Published reports, quoting knowledgeable sources, indicated that Adelphia had also received a second bid for the whole company, from leveraged buyout shops Kohlberg Kravis Roberts & Co. and Providence Equity Partners. Adelphia also received a number of other bids from other, smaller cable operators and from financial buyers for the seven individual clusters.

Actual details of who bid how much for what have not been released; Adelphia said Friday that it is in the process of reviewing the bids it received, will negotiate with the bidders, and expects to announce the results of the sale process sometime before the end of the first quarter. Adelphia could accept one of the two bids for the entire company, could accept one or more of the partial bids for its assets, or could decide not to accept any of the bids.

Adelphia further said that its amended plan also adds provisions designed to facilitate potential compromises of outstanding disputes between creditors, and governmental settlement demands in the context of a potential global settlement.

Tower, Intermet gain

Elsewhere, the bonds of bankrupt automotive components makers Tower Automotive Inc. and Intermet Corp. were seen better.

The 12% notes due 2013 of Tower's subsidiary, RJ Tower Corp., were seen having moved to 60.5 at the close, a trader said, from 58 bid previously, even as a federal bankruptcy court approved its "first-day motions" related to employee salaries and financing, allowing Tower to immediately access $125 million of its $725 million of debtor-in-possession funding that Novi, Mich.-based market of vehicular frames had obtained from J.P. Morgan.

Tower sought Chapter 11 protection in a mid-week filing with the U.S. Bankruptcy Court for the Southern District of New York. Before that filing, the company's bonds had tumbled into the 50s from the 80s after its Jan. 20 warning of impending liquidity problems.

Bonds of Troy Mich.-based automotive metal casting company Intermet, meantime were seen by several traders having jumped into the mid-60. One saw those bonds at 65.5 bid, 66.5 offered from 61 bid, 62 offered at the open; another saw an even bigger jump, to 66 bid, which he said was up from recent levels in the upper 50s.

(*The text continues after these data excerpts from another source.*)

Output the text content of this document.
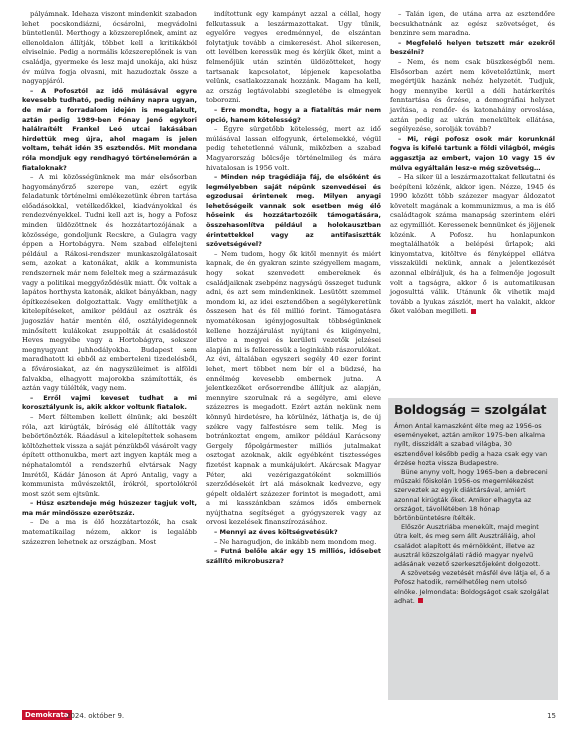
pályámnak. Idehaza viszont mindenkit szabadon lehet pocskondiázni, ócsárolni, megvádolni büntetlenül. Merthogy a közszereplőnek, amint az ellenoldalon állítják, többet kell a kritikákból elviselnie. Pedig a normális közszereplőnek is van családja, gyermeke és lesz majd unokája, aki húsz év múlva fogja olvasni, mit hazudoztak össze a nagyapjáról.

– A Pofosztól az idő múlásával egyre kevesebb tudható, pedig néhány napra ugyan, de már a forradalom idején is megalakult, aztán pedig 1989-ben Fónay Jenő egykori halálraítélt Frankel Leó utcai lakásában hirdettük meg újra, ahol magam is jelen voltam, tehát idén 35 esztendős. Mit mondana róla mondjuk egy rendhagyó történelemórán a fiataloknak?

– A mi közösségünknek ma már elsősorban hagyományőrző szerepe van, ezért egyik feladatunk történelmi emlékezetünk ébren tartása előadásokkal, vetélkedőkkel, kiadványokkal és rendezvényekkel. Tudni kell azt is, hogy a Pofosz minden üldözöttnek és hozzátartozójának a közössége, gondoljunk Recskre, a Gulagra vagy éppen a Hortobágyra. Nem szabad elfelejteni például a Rákosi-rendszer munkaszolgálatosait sem, azokat a katonákat, akik a kommunista rendszernek már nem feleltek meg a származásuk vagy a politikai meggyőződésük miatt. Ők voltak a lapátos horthysta katonák, akiket bányákban, nagy építkezéseken dolgoztattak. Vagy említhetjük a kitelepítéseket, amikor például az osztrák és jugoszláv határ mentén élő, osztályidegennek minősített kulákokat zsuppolták át családostól Heves megyébe vagy a Hortobágyra, sokszor megnyugyant juhhodályokba. Budapest sem maradhatott ki ebből az emberteleni tizedelésből, a fővárosiakat, az én nagyszüleimet is alföldi falvakba, elhagyott majorokba számították, és aztán vagy túlélték, vagy nem.

– Erről vajmi keveset tudhat a mi korosztályunk is, akik akkor voltunk fiatalok.

– Mert féltemben kellett élnünk; aki beszélt róla, azt kirúgták, bíróság elé állították vagy bebörtönözték. Ráadásul a kitelepítettek sohasem költözhettek vissza a saját pénzükből vásárolt vagy épített otthonukba, mert azt ingyen kapták meg a néphatalomtól a rendszerhű elvtársak Nagy Imrétől, Kádár Jánoson át Apró Antalig, vagy a kommunista művészektől, írókról, sportolókról most szót sem ejtsünk.

– Húsz esztendeje még húszezer tagjuk volt, ma már mindössze ezerötszáz.

– De a ma is élő hozzátartozók, ha csak matematikailag nézem, akkor is legalább százezren lehetnek az országban. Most

indítottunk egy kampányt azzal a céllal, hogy felkutassuk a leszármazottakat. Ugy tűnik, egyelőre vegyes eredménnyel, de elszántan folytatjuk tovább a cimkeresést. Ahol sikeresen, ott levélben keressük meg és kérjük őket, mint a felmenőjük után szintén üldözötteket, hogy tartsanak kapcsolatot, lépjenek kapcsolatba velünk, csatlakozzanak hozzánk. Magam ha kell, az ország legtávolabbi szegletébe is elmegyek toborozni.

– Erre mondta, hogy a a fiatalítás már nem opció, hanem kötelesség?

– Égyre sürgetőbb kötelesség, mert az idő múlásával lassan elfogyunk, értelemekké, végül pedig tehetetlenné válunk, miközben a szabad Magyarország bölcsője történelmileg és mára hivatalosan is 1956 volt.

– Minden nép tragédiája fáj, de elsőként és legmélyebben saját népünk szenvedései és egzodusai érintenek meg. Milyen anyagi lehetőségeik vannak sok esetben még élő hőseink és hozzátartozóik támogatására, összehasonlítva például a holokausztban érintettekkel vagy az antifasisztták szövetségével?

– Nem tudom, hogy ők kitől mennyit és miért kapnak, de én gyakran szinte szégyellem magam, hogy sokat szenvedett embereknek és családjaiknak zsebpénz nagyságú összeget tudunk adni, és azt sem mindenkinek. Lesütött szemmel mondom ki, az idei esztendőben a segélykeretünk összesen hat és fél millió forint. Támogatásra nyomatékosan igényjogosultak többségünknek kellene hozzájárulást nyújtani és kiigényelni, illetve a megyei és kerületi vezetők jelzései alapján mi is felkeressük a leginkább rászorulókat. Az évi, általában egyszeri segély 40 ezer forint lehet, mert többet nem bír el a büdzsé, ha ennélmég kevesebb embernek jutna. A jelentkezőket erősorrendbe állítjuk az alapján, mennyire szorulnak rá a segélyre, ami eleve százezres is megadott. Ezért aztán nekünk nem könnyű hirdetésre, ha körülnéz, láthatja is, de új székre vagy falfestésre sem telik. Meg is botránkoztat engem, amikor például Karácsony Gergely főpolgármester milliós jutalmakat osztogat azoknak, akik egyébként tisztességes fizetést kapnak a munkájukért. Akárcsak Magyar Péter, aki vezérigazgatóként sokmilliós szerződésekét írt alá másoknak kedvezve, egy gépelt oldalért százezer forintot is megadott, ami a mi kasszánkban számos idős embernek nyújthatna segítséget a gyógyszerek vagy az orvosi kezelések finanszírozásához.

– Mennyi az éves költségvetésük?

– Ne haragudjon, de inkább nem mondom meg.

– Futná belőle akár egy 15 milliós, idősebet szállító mikrobuszra?

– Talán igen, de utána arra az esztendőre becsukhatnánk az egész szövetséget, és benzinre sem maradna.

– Megfelelő helyen tetszett már ezekről beszélni?

– Nem, és nem csak büszkeségből nem. Elsősorban azért nem követelőztünk, mert megértjük hazánk nehéz helyzetét. Tudjuk, hogy mennyibe kerül a déli határkerítés fenntartása és őrzése, a demográfiai helyzet javítása, a rendőr- és katonaháiny orvoslása, aztán pedig az ukrán menekültek ellátása, segélyezése, sorolják tovább?

– Mi, régi pofosz osok már korunknál fogva is kifelé tartunk a földi világból, mégis aggasztja az embert, vajon 10 vagy 15 év múlva egyáltalán lesz-e még szövetség…

– Ha siker ül a leszármazottakat felkutatni és beépíteni közénk, akkor igen. Nézze, 1945 és 1990 között több százezer magyar áldozatot követelt magának a kommunizmus, a ma is élő családtagok száma manapság szerintem eléri az egymilliót. Keressenek bennünket és jöjjenek közénk. A Pofosz. hu honlapunkon megtalálhatók a belépési űrlapok; aki kinyomtatva, kitöltve és fényképpel ellátva visszaküldi nekünk, annak a jelentkezését azonnal elbíráljuk, és ha a felmenője jogosult volt a tagságra, akkor ő is automatikusan jogosulttá válik. Utánunk ők vihetik majd tovább a lyukas zászlót, mert ha valakit, akkor őket valóban megilleti.

Boldogság = szolgálat

Ámon Antal kamaszként élte meg az 1956-os eseményeket, aztán amikor 1975-ben alkalma nyílt, disszidált a szabad világba, 30 esztendővel később pedig a haza csak egy van érzése hozta vissza Budapestre.

Büne anyny volt, hogy 1965-ben a debreceni műszaki főiskolán 1956-os megemlékezést szerveztek az egyik diáktársával, amiért azonnal kirúgták őket. Amikor elhagyta az országot, távollétében 18 hónap börtönbüntetésre ítélték.

Először Ausztriába menekült, majd megint útra kelt, és meg sem állt Ausztráliáig, ahol családot alapított és mérnökként, illetve az ausztrál közszolgálati rádió magyar nyelvű adásának vezető szerkesztőjeként dolgozott.

A szövetség vezetését másfél éve látja el, ő a Pofosz hatodik, remélhetőleg nem utolsó elnöke. Jelmondata: Boldogságot csak szolgálat adhat.

Demokrata
2024. október 9.	15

There was no fresh news seen out on the company, which entered Chapter 11 last fall.

Trico higher

Outside of the auto sector, traders in distressed bonds saw Trico Marine Services Inc.'s 8 7/8% notes firm smartly to 78.5 bid from 73.25, although another trader saw a modest move to 77 bid, 78 offered, from 75.

There was no immediate news out on the Houma, La.-based provider of marine support vessels to the oil and gas industry. The company anticipates emerging from bankruptcy later this month.